A: The vocabulary of square root includes several key terms:

**Square Root**: The square root of a number $x$ is a value that, when multiplied by itself, equals $x$. For example, the square root of 9 ($\sqrt{9}$) is 3, because $3 \times 3 = 9$.**Radicand**: The number under the square root symbol. In $\sqrt{9}$, 9 is the radicand.**Radical Sign**: The symbol $\sqrt{}$ used to denote the square root. For example, in $\sqrt{16}$, the symbol $\sqrt{}$, is the radical sign.**Principal Square Root**: The non-negative square root of a number. Every positive number has two square roots: a positive and a negative. The principal square root refers to the positive one. For example, the principal square root of 16 is 4, not -4.**Perfect Square**: A number that is the square of an integer. For instance, 16 is a perfect square because it’s $4^2$.**Rationalize**: The process of adjusting an expression to eliminate square roots from the denominator. For example, to rationalize $\frac{1}{\sqrt{2}}$, you multiply both numerator and denominator by $\sqrt{2}$ to get $\frac{\sqrt{2}}{2}$.**Imaginary Unit ($i$)**: Represented by $i$, it is defined as $\sqrt{-1}$. It’s used to express square roots of negative numbers, given that no real number squared equals a negative number. For instance, $\sqrt{-4} = 2i$.

A: A number that is both a perfect square and a perfect cube is called a perfect sixth power. For example, $64$ is both a perfect square ($8^2$) and a perfect cube ($4^3$).

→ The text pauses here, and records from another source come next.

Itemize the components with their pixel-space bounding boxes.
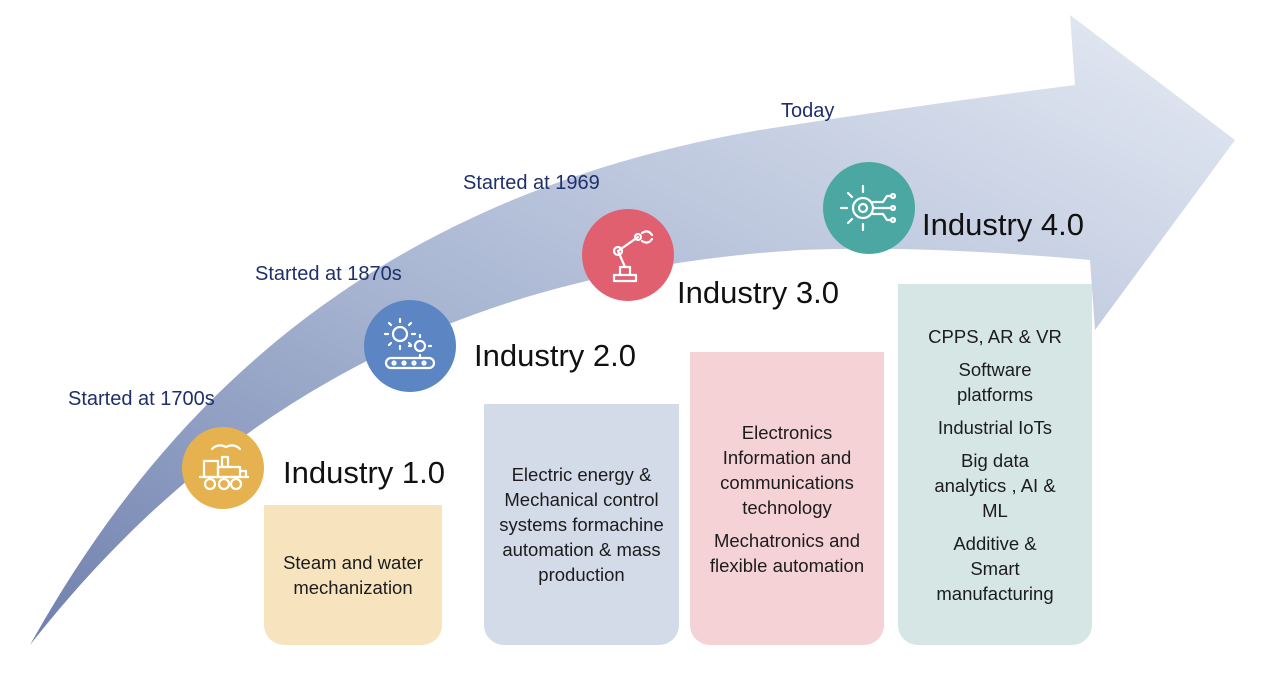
description-item: Software platforms (957, 357, 1033, 407)
robot-arm-icon (582, 209, 674, 301)
description-line: production (538, 564, 625, 585)
industry-4-title: Industry 4.0 (922, 207, 1084, 242)
industry-3-title: Industry 3.0 (677, 275, 839, 310)
description-line: Electric energy & (511, 464, 652, 485)
industry-3-description: Electronics Information and communicatio… (690, 352, 884, 645)
description-line: Big data (961, 449, 1029, 471)
description-item: Steam and water mechanization (283, 550, 423, 600)
description-item: CPPS, AR & VR (928, 324, 1062, 349)
description-line: Mechatronics and (713, 529, 860, 551)
industry-2-title: Industry 2.0 (474, 338, 636, 373)
steam-locomotive-icon (182, 427, 264, 509)
description-line: analytics , AI & (934, 474, 1056, 496)
description-line: platforms (956, 383, 1034, 405)
description-item: Electronics Information and communicatio… (720, 420, 854, 520)
description-line: Information and (722, 446, 852, 468)
industry-1-description: Steam and water mechanization (264, 505, 442, 645)
description-line: Electronics (741, 421, 833, 443)
description-item: Mechatronics and flexible automation (710, 528, 864, 578)
description-line: Mechanical control (504, 489, 659, 510)
description-item: Electric energy & Mechanical control sys… (499, 462, 664, 587)
description-line: flexible automation (709, 554, 865, 576)
industry-4-description: CPPS, AR & VR Software platforms Industr… (898, 284, 1092, 645)
era-date-industry-3: Started at 1969 (463, 172, 600, 194)
era-date-industry-4: Today (781, 100, 835, 122)
description-line: Smart (970, 557, 1020, 579)
description-line: ML (982, 499, 1008, 521)
era-date-industry-1: Started at 1700s (68, 388, 215, 410)
description-line: Steam and water (283, 552, 423, 573)
description-line: mechanization (293, 577, 413, 598)
description-line: automation & mass (502, 539, 661, 560)
description-item: Additive & Smart manufacturing (936, 531, 1053, 606)
description-item: Big data analytics , AI & ML (934, 448, 1055, 523)
description-line: Industrial IoTs (937, 416, 1053, 438)
era-date-industry-2: Started at 1870s (255, 263, 402, 285)
description-line: Software (958, 358, 1032, 380)
digital-gear-circuit-icon (823, 162, 915, 254)
gears-conveyor-icon (364, 300, 456, 392)
industry-1-title: Industry 1.0 (283, 455, 445, 490)
description-line: communications (720, 471, 854, 493)
description-item: Industrial IoTs (938, 415, 1052, 440)
description-line: CPPS, AR & VR (928, 325, 1062, 347)
description-line: Additive & (953, 532, 1037, 554)
description-line: systems formachine (499, 514, 664, 535)
description-line: technology (742, 496, 832, 518)
description-line: manufacturing (936, 582, 1054, 604)
industry-2-description: Electric energy & Mechanical control sys… (484, 404, 679, 645)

A: A number is irrational if it meets certain criteria, indicating it cannot be exactly written as a ratio of two integers $a/b$, where $a$ and $b$ are integers and $b \neq 0$. Key characteristics of irrational numbers include:

**Non-Terminating, Non-Repeating Decimal Expansion**: Irrational numbers have infinite decimal digits that do not terminate or form a repeating pattern.**Cannot Be Expressed as a Fraction**: Unlike rational numbers, which can be written as fractions, irrational numbers cannot be precisely represented in fractional form.**Roots of Non-Perfect Squares (and other degrees)**: The square roots (and roots of other degrees) of non-perfect squares are often irrational. For example, $\sqrt{2}$ cannot be represented as a finite or repeating decimal, nor as a fraction of two integers, making it irrational.

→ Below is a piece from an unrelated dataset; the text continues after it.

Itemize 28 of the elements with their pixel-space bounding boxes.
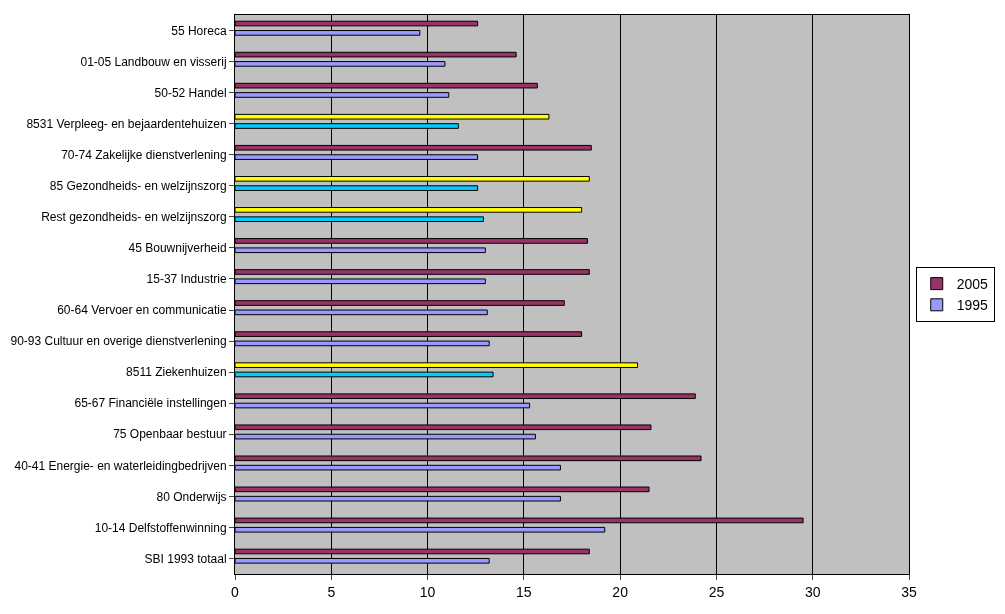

**Example**: Proving $\sqrt{2}$ is Irrational

To understand why $\sqrt{2}$ is irrational, consider if it were rational, it could be written as $\sqrt{2} = \frac{a}{b}$, where $a$ and $b$ are coprime integers (their greatest common divisor is 1), and $b \neq 0$.

- Squaring both sides yields $2 = \frac{a^2}{b^2}$, so $a^2 = 2b^2$.
- This equation implies $a^2$ is even (since it's 2 times some number).
- If $a^2$ is even, then $a$ itself must be even (since the square of an odd number is odd).
- Let $a = 2k$ (where $k$ is an integer), then substituting back: $4k^2 = 2b^2$ or $2k^2 = b^2$, showing $b^2$, and thus $b$, must also be even.
- However, this contradicts our assumption that $a$ and $b$ are coprime, as both being even means they share at least a factor of $2$.

Therefore, no such integers $a$ and $b$ exist that can satisfy the condition $\sqrt{2} = \frac{a}{b}$, making $\sqrt{2}$ irrational. This method illustrates a fundamental way of identifying an irrational number through contradiction.